Penso proprio invece, che non si
fosse mai adattato al suo nuovo status di uomo qualunque. “Ci staunu stritti i panni” abituato com’era, un po’ per censo, un
po’ per ricchezza acquisita “a papariari”.
Si favoleggiava dei suoi arrivi ad
Ucria con questa enorme macchina scura, pare decappottabile, il cui “scrusciu du muturi si sintia i Rudaffi”.

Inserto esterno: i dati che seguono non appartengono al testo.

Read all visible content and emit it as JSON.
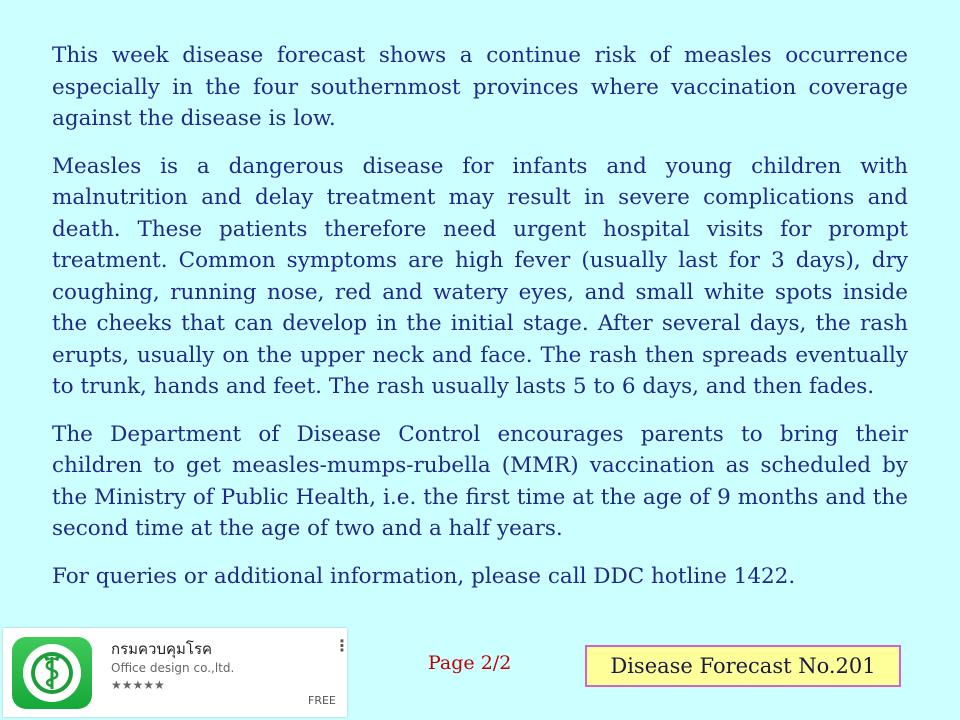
{
  "paragraphs": [
    "This week disease forecast shows a continue risk of measles occurrence especially in the four southernmost provinces where vaccination coverage against the disease is low.",
    "Measles is a dangerous disease for infants and young children with malnutrition and delay treatment may result in severe complications and death. These patients therefore need urgent hospital visits for prompt treatment. Common symptoms are high fever (usually last for 3 days), dry coughing, running nose, red and watery eyes, and small white spots inside the cheeks that can develop in the initial stage. After several days, the rash erupts, usually on the upper neck and face. The rash  then spreads eventually to trunk, hands and feet. The rash usually lasts 5 to 6 days, and then fades.",
    "The Department of Disease Control encourages parents to bring their children to get measles-mumps-rubella (MMR) vaccination as scheduled by the Ministry of Public Health, i.e. the first time at the age of  9 months and the second time at the age of two and a half years.",
    "For queries or additional information, please call DDC hotline 1422."
  ],
  "app_card": {
    "name": "กรมควบคุมโรค",
    "developer": "Office design co.,ltd.",
    "stars": "★★★★★",
    "menu": "⋮",
    "price": "FREE",
    "icon": "ddc-logo-icon",
    "icon_color": "#22b14c"
  },
  "footer": {
    "page": "Page 2/2",
    "forecast_label": "Disease Forecast No.201"
  },
  "colors": {
    "background": "#ccffff",
    "text": "#1f2a88",
    "page_number": "#c00000",
    "box_fill": "#ffff99",
    "box_border": "#cc66cc"
  }
}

Non so se frutto di diceria, ma sentivo per certo, che per amore del
gioco o per spavalderia, l’azzardo con le carte non gli era sempre propizio,
tant’è che più di una proprietà e di una casa passo di mano in un sol colpo.
Ad Ucria
abitava in palazzetto posto in via
Gaetano Algeri oggi stravolto nel suo stile originario, ma che ancora dovrebbe
conservare l’ampio androne e le scale in pietra locale. Al suo angolo rimasto
indenne, sotto l’ampio terrazzo dove erano un tempo riversate quintali di
nocciole ad asciugare al calore settembrino, vi era il garage delle sue
autovetture poi divenuto, in tempi più recenti, officina di riparazioni
meccaniche.
Possedeva, a dire il vero, anche una
Fiat Campagnola modello ’56, comunemente chiamata Jeep ma non lo era, che
ricordo spesso proprio in quel garage e che utilizzava, considerate le sue
diverse caratteristiche di trazione, per i percorsi più accidentati.

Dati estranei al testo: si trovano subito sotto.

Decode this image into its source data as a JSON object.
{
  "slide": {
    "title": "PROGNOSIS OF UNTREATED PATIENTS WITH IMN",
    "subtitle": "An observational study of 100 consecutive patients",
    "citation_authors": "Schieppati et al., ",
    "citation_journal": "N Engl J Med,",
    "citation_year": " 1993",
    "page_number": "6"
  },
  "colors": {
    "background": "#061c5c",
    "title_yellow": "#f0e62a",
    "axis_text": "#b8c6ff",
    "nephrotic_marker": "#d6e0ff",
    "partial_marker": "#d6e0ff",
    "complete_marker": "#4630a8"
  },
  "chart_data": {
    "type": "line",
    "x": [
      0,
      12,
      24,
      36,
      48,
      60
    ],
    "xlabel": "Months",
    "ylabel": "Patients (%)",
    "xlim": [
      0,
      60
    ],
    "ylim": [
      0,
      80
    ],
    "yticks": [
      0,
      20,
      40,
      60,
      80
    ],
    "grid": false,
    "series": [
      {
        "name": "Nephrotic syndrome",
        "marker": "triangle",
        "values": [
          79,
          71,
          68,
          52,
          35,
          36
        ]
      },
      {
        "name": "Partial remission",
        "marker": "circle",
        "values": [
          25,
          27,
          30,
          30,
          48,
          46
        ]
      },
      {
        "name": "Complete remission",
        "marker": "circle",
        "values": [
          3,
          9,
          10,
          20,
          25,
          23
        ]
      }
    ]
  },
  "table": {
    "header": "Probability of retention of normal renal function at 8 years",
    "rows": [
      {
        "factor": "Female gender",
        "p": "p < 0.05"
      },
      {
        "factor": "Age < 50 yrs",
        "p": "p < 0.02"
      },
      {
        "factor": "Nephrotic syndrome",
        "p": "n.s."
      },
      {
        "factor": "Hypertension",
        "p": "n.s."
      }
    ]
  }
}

Proprio in occasione di un passaggio verso Ucria con la Campagnola, ebbi modo di incrociare a San Piero Patti
il noto Antonino
Spanò, il cui caso può essere certamente inserito nelle più clamorose vicende
di malagiustizia italiana.
Era l’ottobre del 1945 quando Spanò, originario di San Pietro Patti, fu accusato di avere ucciso nelle campagne di Ucria il benestante Francesco Baratta.
Era l’ottobre del 1945 quando Spanò, originario di San Pietro Patti, fu accusato di avere ucciso nelle campagne di Ucria il benestante Francesco Baratta.
Solo nel 1969 la Corte
d’Assise d’Appello proclamò l’assoluzione di Spanò « per non avere commesso il
fatto », ma dopo 23 anni, 8 mesi e 21 giorni di prigionia buona parte dei quali
trascorsi nel carcere dell’Isola d’Elba.
Passò il resto della sua
sfortunata vita facendo il messo notificatore presso il Comune San Pietro Patti.
L’ingegnere riposa anch’egli nel piccolo cimitero di Ucria, nessuno sfarzo, nessun
cenno all’antica temuta fama che talvolta, per necessità, doveva pur sostenersi
con copiose lubrificazioni di budella altrui mediante poco gradite dosi di olio
di ricino. Oggi, solo freddo granito.
Penso proprio che la morte
anche in questa circostanza, come in tante altre, abbia pareggiato gli esiti
finali, anche se questi, come gli altri,
merita un fiore dalle mani pietose dei vivi, avendo certamente espiato
anzitempo patendo l’aspra sofferenza già sulla terra.